5 M. Bagaric (interprétation). - Non. On plaisantait, même : ils
6 me demandaient si j’avais des cigarettes ou d’autres choses. Ensuite, ils
7 allaient se reposer. Enfin, on n'avait pas beaucoup de temps pour faire la
8 conversation.
9 M. Mikulicic (interprétation). - Monsieur Bagaric, savez-vous
10 qui avait amené les Musulmans civils à Kaonik ? Comment avaient-il été
11 amenés ?
12 M. Bagaric (interprétation). - Je n'étais pas là quand ils sont
13 arrivés mais j'ai entendu dire que c’était le HVO qui les amenait à
14 Kaonik.
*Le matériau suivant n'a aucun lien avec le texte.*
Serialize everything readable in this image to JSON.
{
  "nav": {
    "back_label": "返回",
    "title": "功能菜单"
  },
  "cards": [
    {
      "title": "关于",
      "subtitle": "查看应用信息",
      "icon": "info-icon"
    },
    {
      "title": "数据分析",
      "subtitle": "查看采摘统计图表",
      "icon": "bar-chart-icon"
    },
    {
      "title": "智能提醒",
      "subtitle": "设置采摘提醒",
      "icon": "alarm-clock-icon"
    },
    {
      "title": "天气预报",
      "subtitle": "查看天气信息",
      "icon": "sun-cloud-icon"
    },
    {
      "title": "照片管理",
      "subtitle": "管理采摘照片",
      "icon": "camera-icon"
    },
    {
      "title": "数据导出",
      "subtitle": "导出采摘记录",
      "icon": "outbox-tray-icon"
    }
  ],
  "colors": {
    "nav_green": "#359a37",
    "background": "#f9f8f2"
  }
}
Du fait qu’ils relevaient de la juridiction de HVO, qu’il y avait
15 des conflits armés là et qu’ils se trouvaient juste derrière la ligne de
16 front, on les avait amenés là pour leur propre sécurité et pour la nôtre.
17 Et il y avait des gens qui étaient tout à fait satisfaits : mon voisin,
18 par exemple, qui est rentré chez lui entre temps, à Skradno, m’a dit que
19 lorsqu’on l’avait amené à Kaonik, il avait passé le moment le plus
20 agréable de sa vie parce que chez lui, il y avait tout le temps des
21 pilonnages et qu’on ne savait jamais ce qui vous attendait.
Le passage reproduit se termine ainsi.